Ben grinned from ear to ear as he waited for Isabelle to hand over his sandwich and napkin. “I am sure I’ll like it. I have a discriminating palate.” He chomped down on his sandwich.
Isabelle had trouble not laughing at his final comment before starting to eat. She nibbled on her own pastrami sandwich as she studied her new friend. She was obsessed w
ith the little guy, who was so skinny she worried that a strong wind would blow him away. Childless herself, she simply assumed what she was feeling was some kind of motherly instinct. She knew so little about him. She understood his original reticence about not talking to strangers. But months of hand waves, short greetings, and short conversations meant they’d moved to a place where the young boy felt safe and comfortable around her. And yet he was still aloof to a fault. He had never volunteered any information about himself; nor had he asked her anything about herself. As much as she wanted to quiz him, she’d restrained herself, afraid that if she did, she’d drive him away.
She saw him three days a week, Tuesday, Wednesday, and Friday. Five months into the friendship, Isabelle found herself scheduling her appointments earlier or later so as to always be available at the noon hour to spend time with the little boy. She couldn’t explain it to herself, much less explain it to her Sisterhood friends or her husband, Abner. In a way, it was her special secret, one she wanted to keep to herself. She couldn’t help but wonder if Ben had told his parents about her. For some reason, she thought it unlikely.

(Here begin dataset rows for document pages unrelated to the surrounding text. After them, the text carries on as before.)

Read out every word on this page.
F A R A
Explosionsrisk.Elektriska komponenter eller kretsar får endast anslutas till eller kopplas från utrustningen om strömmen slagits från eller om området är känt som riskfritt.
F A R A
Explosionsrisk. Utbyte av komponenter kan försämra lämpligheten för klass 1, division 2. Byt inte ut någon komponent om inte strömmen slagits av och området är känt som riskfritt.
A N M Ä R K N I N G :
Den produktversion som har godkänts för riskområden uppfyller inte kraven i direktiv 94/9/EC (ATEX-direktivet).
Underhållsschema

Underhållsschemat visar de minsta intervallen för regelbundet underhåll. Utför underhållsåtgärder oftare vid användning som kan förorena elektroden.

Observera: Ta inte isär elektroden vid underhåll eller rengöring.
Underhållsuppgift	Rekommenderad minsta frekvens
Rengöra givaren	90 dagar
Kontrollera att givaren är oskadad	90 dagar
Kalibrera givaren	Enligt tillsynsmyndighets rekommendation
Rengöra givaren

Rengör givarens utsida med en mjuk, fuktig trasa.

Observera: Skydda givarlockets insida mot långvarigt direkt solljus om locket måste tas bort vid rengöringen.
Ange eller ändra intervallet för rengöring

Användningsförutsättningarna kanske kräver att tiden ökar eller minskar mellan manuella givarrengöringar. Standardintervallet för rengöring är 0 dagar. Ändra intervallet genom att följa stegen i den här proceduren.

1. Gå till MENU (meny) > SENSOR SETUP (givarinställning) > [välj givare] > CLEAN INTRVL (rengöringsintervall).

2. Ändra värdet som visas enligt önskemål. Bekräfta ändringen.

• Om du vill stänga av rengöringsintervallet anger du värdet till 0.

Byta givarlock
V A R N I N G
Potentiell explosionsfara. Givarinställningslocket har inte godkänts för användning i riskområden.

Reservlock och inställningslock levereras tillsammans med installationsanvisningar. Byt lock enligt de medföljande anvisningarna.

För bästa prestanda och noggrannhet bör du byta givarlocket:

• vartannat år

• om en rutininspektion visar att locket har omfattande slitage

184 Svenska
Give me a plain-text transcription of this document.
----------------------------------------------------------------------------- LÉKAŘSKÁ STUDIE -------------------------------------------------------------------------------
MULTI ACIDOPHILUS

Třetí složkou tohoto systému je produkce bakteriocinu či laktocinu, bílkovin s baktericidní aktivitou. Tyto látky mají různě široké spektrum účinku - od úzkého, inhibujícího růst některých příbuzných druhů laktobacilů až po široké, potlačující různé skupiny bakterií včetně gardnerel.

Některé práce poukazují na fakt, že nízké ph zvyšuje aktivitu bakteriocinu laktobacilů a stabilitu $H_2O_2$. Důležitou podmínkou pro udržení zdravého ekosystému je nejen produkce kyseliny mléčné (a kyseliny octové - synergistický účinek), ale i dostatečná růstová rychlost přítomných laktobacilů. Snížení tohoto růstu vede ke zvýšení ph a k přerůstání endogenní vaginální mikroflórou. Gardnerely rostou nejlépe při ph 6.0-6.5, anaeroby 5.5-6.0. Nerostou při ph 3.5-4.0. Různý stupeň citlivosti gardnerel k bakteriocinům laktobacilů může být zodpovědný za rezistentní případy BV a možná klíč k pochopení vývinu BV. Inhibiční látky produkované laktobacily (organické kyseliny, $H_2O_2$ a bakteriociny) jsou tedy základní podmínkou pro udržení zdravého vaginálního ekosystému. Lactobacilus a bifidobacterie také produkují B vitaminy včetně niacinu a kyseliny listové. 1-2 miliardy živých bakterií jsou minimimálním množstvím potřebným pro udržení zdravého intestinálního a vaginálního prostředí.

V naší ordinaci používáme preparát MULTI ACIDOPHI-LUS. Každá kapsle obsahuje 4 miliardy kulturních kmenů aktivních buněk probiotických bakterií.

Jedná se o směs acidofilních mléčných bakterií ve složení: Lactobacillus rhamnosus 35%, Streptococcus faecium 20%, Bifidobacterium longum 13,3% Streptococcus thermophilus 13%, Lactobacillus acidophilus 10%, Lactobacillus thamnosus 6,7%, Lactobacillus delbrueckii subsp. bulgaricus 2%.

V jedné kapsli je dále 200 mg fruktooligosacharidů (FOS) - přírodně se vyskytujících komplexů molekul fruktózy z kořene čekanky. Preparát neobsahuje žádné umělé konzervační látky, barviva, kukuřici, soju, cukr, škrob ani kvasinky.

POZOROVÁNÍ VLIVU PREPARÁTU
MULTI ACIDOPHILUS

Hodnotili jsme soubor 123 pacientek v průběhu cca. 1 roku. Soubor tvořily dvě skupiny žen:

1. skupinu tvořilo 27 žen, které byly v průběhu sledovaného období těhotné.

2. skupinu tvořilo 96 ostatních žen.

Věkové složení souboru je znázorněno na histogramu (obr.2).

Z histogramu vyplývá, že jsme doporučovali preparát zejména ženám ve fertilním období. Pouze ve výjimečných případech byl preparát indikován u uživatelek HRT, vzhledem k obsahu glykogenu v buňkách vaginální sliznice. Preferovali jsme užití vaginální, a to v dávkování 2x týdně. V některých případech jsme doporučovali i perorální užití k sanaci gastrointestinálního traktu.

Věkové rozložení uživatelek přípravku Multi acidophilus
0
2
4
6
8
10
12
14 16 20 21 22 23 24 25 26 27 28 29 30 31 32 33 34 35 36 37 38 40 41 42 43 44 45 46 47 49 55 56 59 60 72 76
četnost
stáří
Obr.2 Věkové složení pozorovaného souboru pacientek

Ben Ryan was an endearing little boy. His dark, curly hair was too long. His bright blue eyes confused her because, at least in her opinion, they were the eyes of an adult. He had a cute little pug nose and chipmunk cheeks, and there was a gap between his front teeth. Endearing. Something about Ben suddenly stirred in Isabelle. It was something she was all too familiar with: fear. Now why would a little eight-year-old be fearful? He was well dressed. Just because he was whippet thin didn’t mean he wasn’t fed. He had a bicycle, and it was relatively new. Obviously, he was allowed to be out and about on his own, so he wasn’t being held a prisoner anywhere.